Nematandani was briefly suspended by SAFA last December after a FIFA report found “compelling” evidence that some World Cup preparation matches were fixed.
SAFA, which announced last year it would set up an investigation into the case, has acknowledged it had been “infiltrated” by Wilson Raj Perumal, a now-convicted match-fixer whose promotions agency appointed referees for games including the official opening of the Soccer City stadium in Johannesburg in May 2010. Weeks later the venue hosted the World Cup final.
FIFA said in a statement that Friday’s meeting will “make sure all parties do have the same level of information.”
“In addition, FIFA looks forward to receive the report from the South African Police to evaluate further steps in the fight against match manipulation,” football’s world governing body said.
The meeting at FIFA headquarters is scheduled on the same morning that its President Sepp Blatter and security director, Ralf Mutschke, address a conference in Zurich on the threats posed by match-fixing and corrupt betting.
The South African case has cast a shadow on the country’s successful hosting of the World Cup which defied many doubts about its ability to organize the tournament safely.
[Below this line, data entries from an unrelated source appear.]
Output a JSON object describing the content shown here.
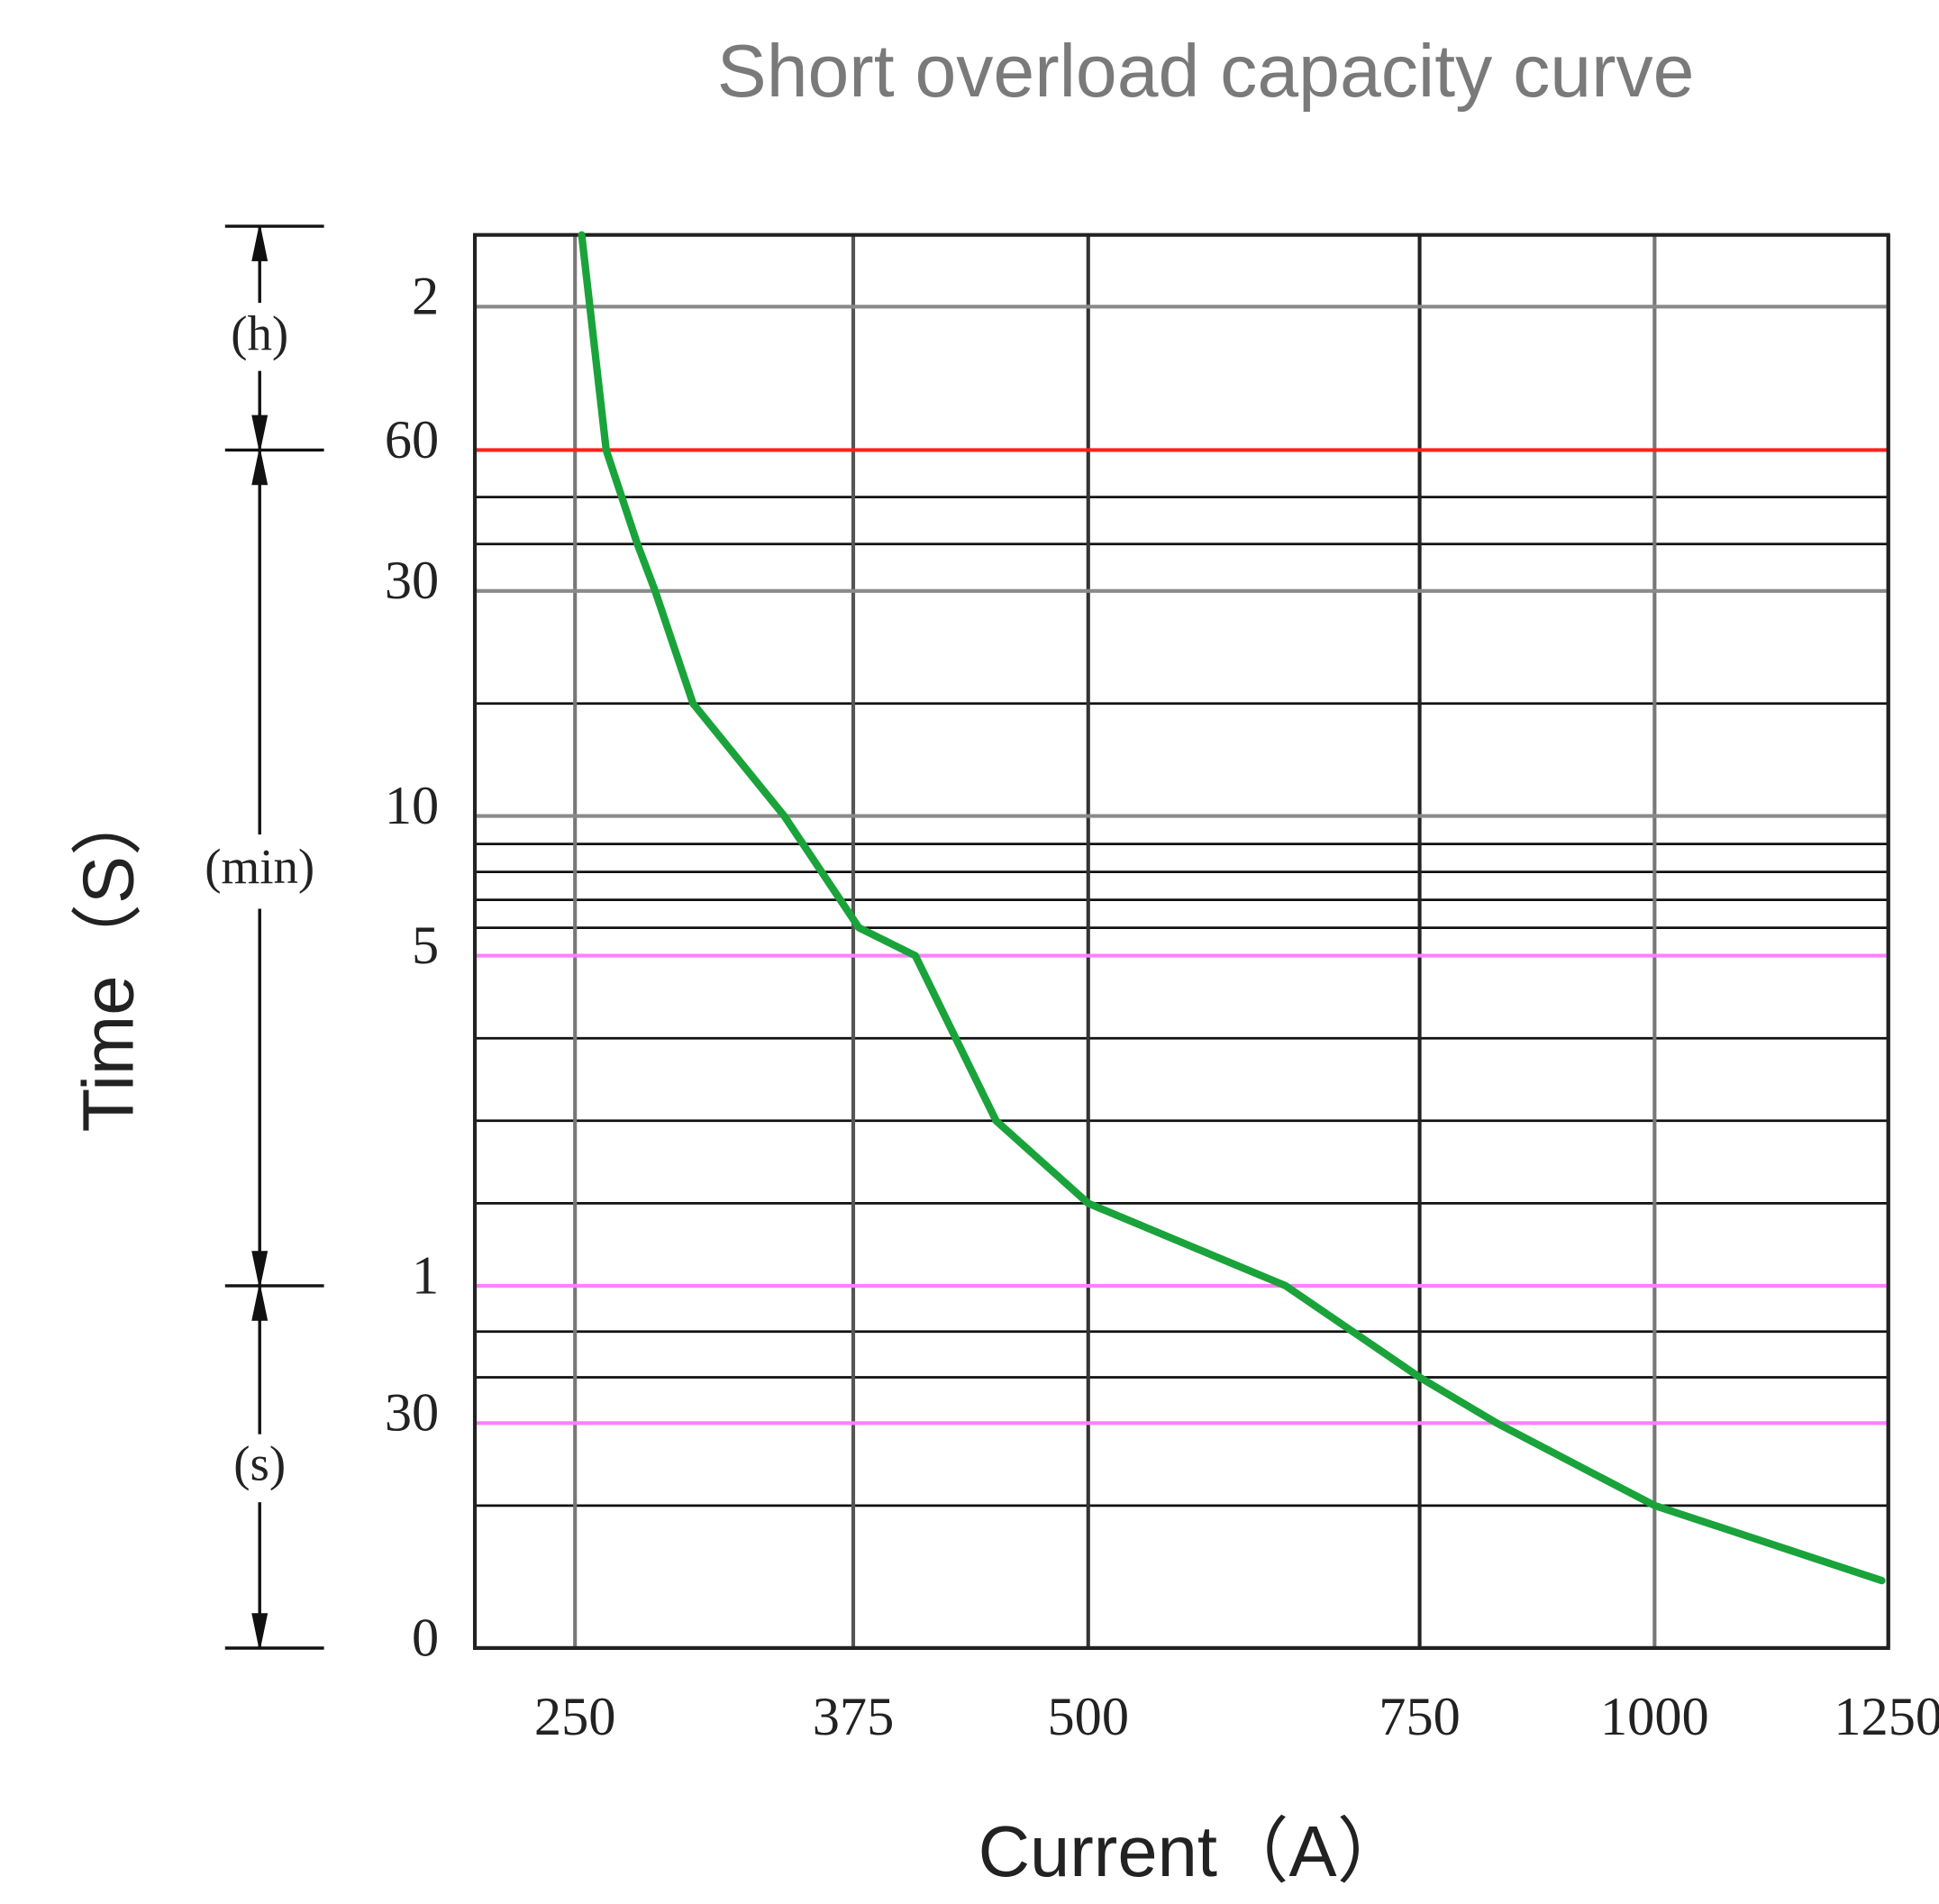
{
  "chart_data": {
    "type": "line",
    "title": "Short overload capacity curve",
    "x_label": "Current（A）",
    "y_label": "Time（S）",
    "y_unit_labels": [
      "(h)",
      "(min)",
      "(s)"
    ],
    "x": [
      253,
      264,
      278,
      286,
      303,
      344,
      378,
      408,
      451,
      500,
      649,
      750,
      832,
      1000,
      1243
    ],
    "values": [
      9000,
      3600,
      2400,
      1800,
      1200,
      600,
      360,
      300,
      180,
      120,
      60,
      40,
      30,
      19,
      9
    ],
    "color": "#1aa33a",
    "xlim": [
      205,
      1250
    ],
    "xticks": [
      250,
      375,
      500,
      750,
      1000,
      1250
    ],
    "ylim": [
      0,
      9000
    ],
    "yticks": [
      {
        "value": 7200,
        "label": "2"
      },
      {
        "value": 3600,
        "label": "60"
      },
      {
        "value": 1800,
        "label": "30"
      },
      {
        "value": 600,
        "label": "10"
      },
      {
        "value": 300,
        "label": "5"
      },
      {
        "value": 60,
        "label": "1"
      },
      30,
      0
    ],
    "ygrid_colors": [
      "#8a8a8a",
      "#ff2020",
      "#8a8a8a",
      "#8a8a8a",
      "#ff80ff",
      "#ff80ff",
      "#ff80ff",
      "#222222"
    ],
    "xgrid_colors": [
      "#777777",
      "#555555",
      "#333333",
      "#222222",
      "#777777",
      "#222222"
    ],
    "y_minor_grid": [
      3000,
      2400,
      1200,
      540,
      480,
      420,
      360,
      240,
      180,
      120,
      50,
      40,
      19
    ],
    "minor_grid_color": "#111111",
    "grid": true
  }
}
FIFA and SAFA haven’t identified games that might have been fixed but South Africa’s 5-0 win over Guatemala and 2-1 win over Colombia in late May 2010 have long been under suspicion.
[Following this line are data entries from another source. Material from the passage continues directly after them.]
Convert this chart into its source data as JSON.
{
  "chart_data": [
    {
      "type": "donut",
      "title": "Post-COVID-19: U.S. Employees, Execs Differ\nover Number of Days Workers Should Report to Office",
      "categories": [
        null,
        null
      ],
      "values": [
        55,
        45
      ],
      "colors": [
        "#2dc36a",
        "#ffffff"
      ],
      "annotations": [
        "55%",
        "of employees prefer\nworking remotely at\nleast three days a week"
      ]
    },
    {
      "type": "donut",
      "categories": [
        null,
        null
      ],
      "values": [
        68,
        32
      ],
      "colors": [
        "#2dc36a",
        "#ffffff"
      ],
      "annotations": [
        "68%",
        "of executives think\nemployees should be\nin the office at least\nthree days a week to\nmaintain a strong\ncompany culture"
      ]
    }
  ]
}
Three penalties for handball were awarded by Niger referee Ibrahim Chaibou in the South Africa-Guatemala game. FIFA also wants to question Chaibou for his handling of other friendly games in Africa, Asia and South America, where a high number of penalties were awarded.
All three goals in the South Africa-Colombia game, which was refereed by Kenyan official Samuel Langat, came from penalty kicks. Langat was dropped from FIFA’s list of referees authorized for international matches at the end of 2010, while Chaibou reached the mandatory retirement age of 45 in 2011.
South Africa also beat Thailand 4-0 and drew with Bulgaria 1-1 in preparation games ahead of its historic World Cup, the first in Africa.
Nematandani and four other officials were initially asked to take a voluntary leave of absence. They were reinstated while SAFA began setting up an independent commission to investigate in consultation with the national Olympic committee and ministry of sport. The inquiry would be headed by a retired judge, SAFA said.
In February, the federation said again that the commission would be established “as soon as possible,” but no appointments have apparently yet been made.
* AP Sports Writer Gerald Imray contributed to this report from Johannesburg.